U.S. West Texas Intermediate crude futures for February delivery on the New York Mercantile Exchange fell $1.15, or around 2.2%, to $51.16 a barrel by 8:20AM ET (13:20 GMT).
Elsewhere, Brent oil for March delivery on the ICE (NYSE:ICE) Futures Exchange in London slumped $1.16, or about 1.9%, to $60.16 a barrel.
Prices weakened after the U.S. Energy Information Administration (EIA) reported Wednesday that U.S. crude oil production reached a record 11.9 million barrels per day in the week ending Jan. 11, up from 11.7 million bpd a week earlier.
That increase threatens to nullify most of the effect of output cuts led by OPEC and Russia that were announced at the end of last year.
OPEC's monthly report released earlier suggested that output from outside the group - notably from U.S. shale operators - will rise so much this year that the production cuts OPEC agreed recently with Russia and others will scarcely be enough to keep the global market in balance. OPEC's own oil output fell by 751,000 bpd to 31.6 million bpd in December, driven by a large decline in Saudi output and by supply disruptions in Libya and Iran.

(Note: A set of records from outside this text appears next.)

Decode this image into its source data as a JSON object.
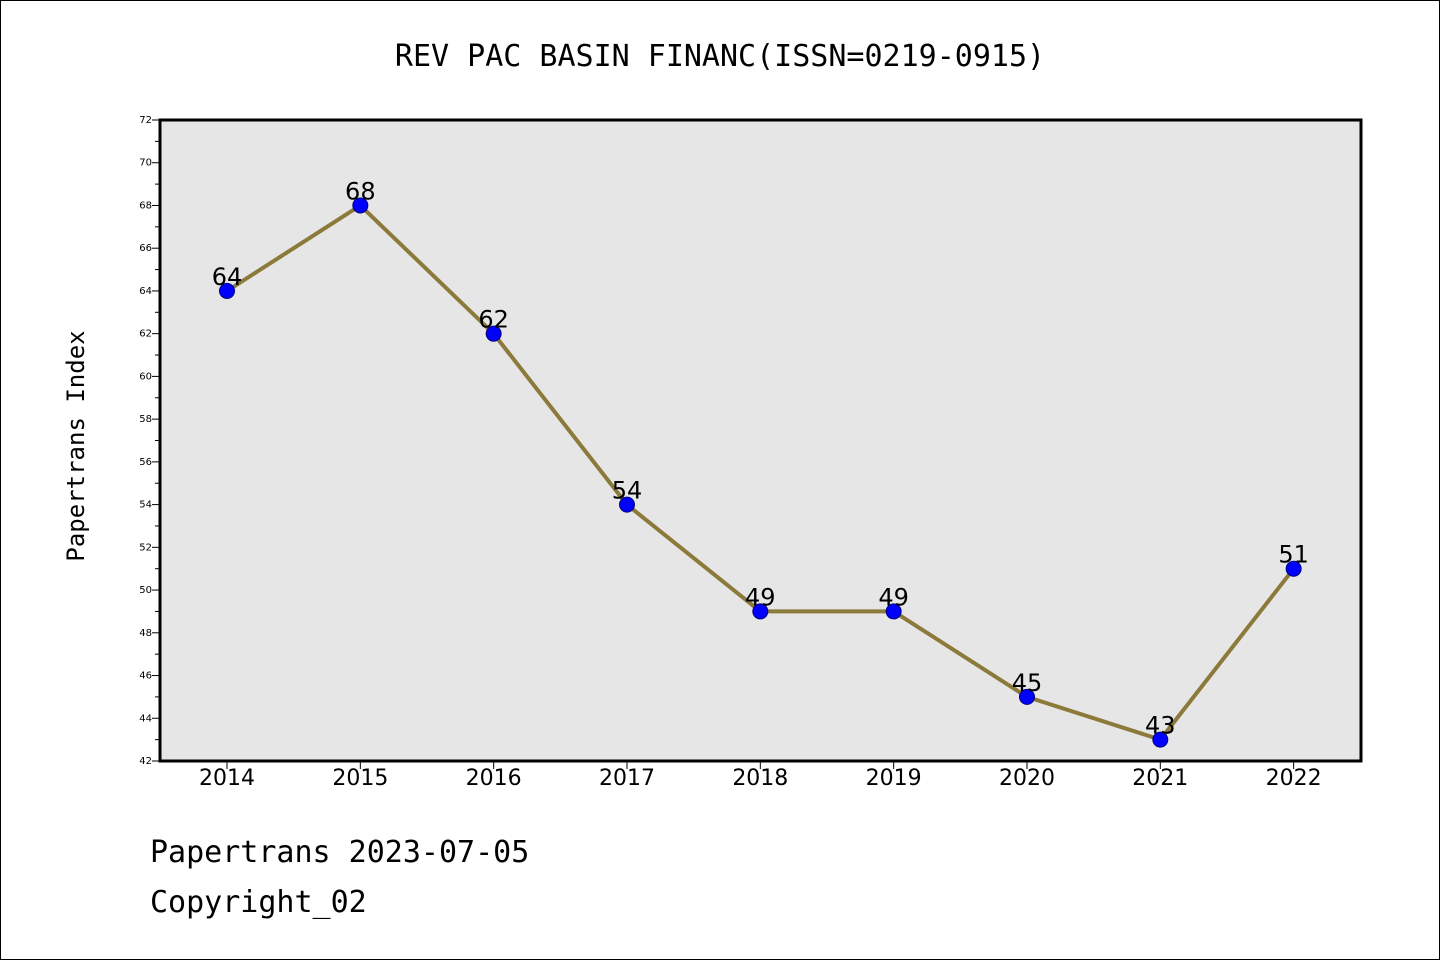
{
  "chart_data": {
    "type": "line",
    "title": "REV PAC BASIN FINANC(ISSN=0219-0915)",
    "xlabel": "",
    "ylabel": "Papertrans Index",
    "categories": [
      "2014",
      "2015",
      "2016",
      "2017",
      "2018",
      "2019",
      "2020",
      "2021",
      "2022"
    ],
    "values": [
      64,
      68,
      62,
      54,
      49,
      49,
      45,
      43,
      51
    ],
    "data_labels": [
      "64",
      "68",
      "62",
      "54",
      "49",
      "49",
      "45",
      "43",
      "51"
    ],
    "ylim": [
      42,
      72
    ],
    "yticks": [
      "42",
      "44",
      "46",
      "48",
      "50",
      "52",
      "54",
      "56",
      "58",
      "60",
      "62",
      "64",
      "66",
      "68",
      "70",
      "72"
    ],
    "grid": false,
    "colors": {
      "line": "#8c7a3a",
      "marker": "#0000ff",
      "marker_edge": "#000080",
      "plot_background": "#e6e6e6"
    }
  },
  "footer": {
    "line1": "Papertrans 2023-07-05",
    "line2": "Copyright_02"
  }
}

Worries over a global economic slowdown, which some analysts believe will turn into a recession, also weighed on prices Thursday.
In other energy trading, gasoline futures sank 2% to $1.387 a gallon after another sharp rise in U.S. stocks, caused in part by shutdowns to Mexican import pipelines.
Meanwhile, natural gas futures surged 5.5% to $3.570 per million British thermal units, as colder weather boosted demand for the heating fuel.